Jeremy Johnson may face Black Friday indictment; hid millions in gold, cash

jeremy-johnson-black-fridayJeremy Johnson, the St. George, Utah businessman/philanthropist, has been denied bail by a federal magistrate after dramatic testimony from Chad Elie, the payment processing figure indicted on Black Friday. Johnson had been arrested on charges of mail fraud on June 11 at an airport in Phoenix, Arizona while attempting to fly to Costa Rica. Johnson is alleged to have bilked US consumers out of hundreds of millions of dollars via a bogus government-grant scheme.

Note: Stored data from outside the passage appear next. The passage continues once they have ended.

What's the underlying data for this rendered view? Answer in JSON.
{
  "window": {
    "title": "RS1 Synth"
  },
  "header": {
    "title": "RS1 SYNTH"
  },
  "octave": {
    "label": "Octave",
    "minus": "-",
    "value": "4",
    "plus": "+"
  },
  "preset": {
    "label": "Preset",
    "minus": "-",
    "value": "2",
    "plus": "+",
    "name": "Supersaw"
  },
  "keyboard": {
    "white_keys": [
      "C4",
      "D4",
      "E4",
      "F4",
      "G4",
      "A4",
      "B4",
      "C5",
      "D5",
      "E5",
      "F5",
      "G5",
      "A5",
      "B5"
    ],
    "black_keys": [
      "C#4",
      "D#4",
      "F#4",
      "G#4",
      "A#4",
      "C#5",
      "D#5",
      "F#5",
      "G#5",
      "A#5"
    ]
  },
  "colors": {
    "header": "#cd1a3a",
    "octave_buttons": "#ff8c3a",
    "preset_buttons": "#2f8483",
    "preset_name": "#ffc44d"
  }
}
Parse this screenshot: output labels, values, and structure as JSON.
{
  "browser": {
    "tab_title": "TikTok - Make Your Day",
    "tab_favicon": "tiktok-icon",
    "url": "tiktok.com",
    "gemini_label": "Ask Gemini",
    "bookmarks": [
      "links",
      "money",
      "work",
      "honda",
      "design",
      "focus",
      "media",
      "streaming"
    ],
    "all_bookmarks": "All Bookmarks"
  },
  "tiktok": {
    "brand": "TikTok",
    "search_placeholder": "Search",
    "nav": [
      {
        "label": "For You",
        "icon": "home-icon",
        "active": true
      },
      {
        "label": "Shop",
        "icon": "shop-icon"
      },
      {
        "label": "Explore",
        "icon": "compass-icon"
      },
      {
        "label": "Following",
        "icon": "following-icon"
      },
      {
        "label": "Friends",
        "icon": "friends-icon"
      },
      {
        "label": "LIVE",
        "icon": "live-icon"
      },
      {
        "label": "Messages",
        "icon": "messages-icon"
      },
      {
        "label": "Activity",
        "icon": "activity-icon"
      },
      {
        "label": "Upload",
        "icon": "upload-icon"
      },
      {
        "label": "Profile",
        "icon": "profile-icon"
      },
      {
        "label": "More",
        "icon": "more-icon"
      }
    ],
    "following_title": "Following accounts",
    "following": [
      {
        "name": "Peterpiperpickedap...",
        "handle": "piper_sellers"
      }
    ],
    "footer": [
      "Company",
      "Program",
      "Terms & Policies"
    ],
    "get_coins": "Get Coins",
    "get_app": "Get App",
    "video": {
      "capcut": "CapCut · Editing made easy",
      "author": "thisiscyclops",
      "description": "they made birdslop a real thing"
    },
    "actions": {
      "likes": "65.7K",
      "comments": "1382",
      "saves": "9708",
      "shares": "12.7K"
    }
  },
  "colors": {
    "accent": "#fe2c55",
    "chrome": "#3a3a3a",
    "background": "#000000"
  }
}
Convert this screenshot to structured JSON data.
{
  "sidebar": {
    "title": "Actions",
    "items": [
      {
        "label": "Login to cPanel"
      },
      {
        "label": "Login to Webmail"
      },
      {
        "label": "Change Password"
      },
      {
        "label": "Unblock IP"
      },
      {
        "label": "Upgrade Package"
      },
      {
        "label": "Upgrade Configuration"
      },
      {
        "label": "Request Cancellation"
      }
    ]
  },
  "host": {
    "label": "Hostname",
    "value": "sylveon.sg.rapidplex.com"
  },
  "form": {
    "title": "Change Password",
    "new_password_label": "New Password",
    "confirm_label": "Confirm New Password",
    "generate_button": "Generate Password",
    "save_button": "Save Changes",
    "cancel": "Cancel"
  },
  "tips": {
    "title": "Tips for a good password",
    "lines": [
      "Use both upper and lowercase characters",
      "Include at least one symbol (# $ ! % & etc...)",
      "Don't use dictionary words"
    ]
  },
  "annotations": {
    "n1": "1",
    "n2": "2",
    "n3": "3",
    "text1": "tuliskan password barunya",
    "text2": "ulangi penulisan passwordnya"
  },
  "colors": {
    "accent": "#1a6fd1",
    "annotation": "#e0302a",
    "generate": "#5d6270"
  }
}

The Salt Lake Tribune reports that US Magistrate David Nuffer rejected Johnson’s request to post a $1m bond after sensational claims made by Elie, the Las Vegas resident indicted on Black Friday for his role in funneling money from online poker companies through Utah’s SunFirst Bank via Elite Debit, a company Elie co-founded with Johnson.

Appearing under a US Attorney’s Office subpoena, Elie testified that Johnson had shown him huge caches of cash and coins, plus ‘bars and shavings’ of gold and ‘big bricks’ of silver. Prior to the formation of Elite Debit, Johnson showed Elie safes hidden in buildings on Johnson’s grandparents’ property containing cash and “if I had to guess, a couple of million dollars in gold coins.” Elie claims that Johnson told him the caches were being kept hidden in case Johnson was sued or investigated by federal authorities.

Johnson, famous for loaning his personal helicopter fleet to Utah authorities for use in search and rescue operations, once took Elie for a ride over a mountain near St. George, describing it to Elie as “one of the places where [Johnson] kept his gold.” Johnson also showed Elie ‘submersible objects’ with “wads of cash” inside. “He was dropping them in lakes,” Elie claimed.

Johnson has yet to be indicted in connection with the Black Friday case, but Nathan Crane, one of Johnson’s attorneys, told the court that Johnson may be named in a superseding indictment out of federal court beyond the fraud charge he currently faces. In the meantime, we assume hordes of snorkel-equipped Mormons are currently scouring Utah lake bottoms with reckless abandon.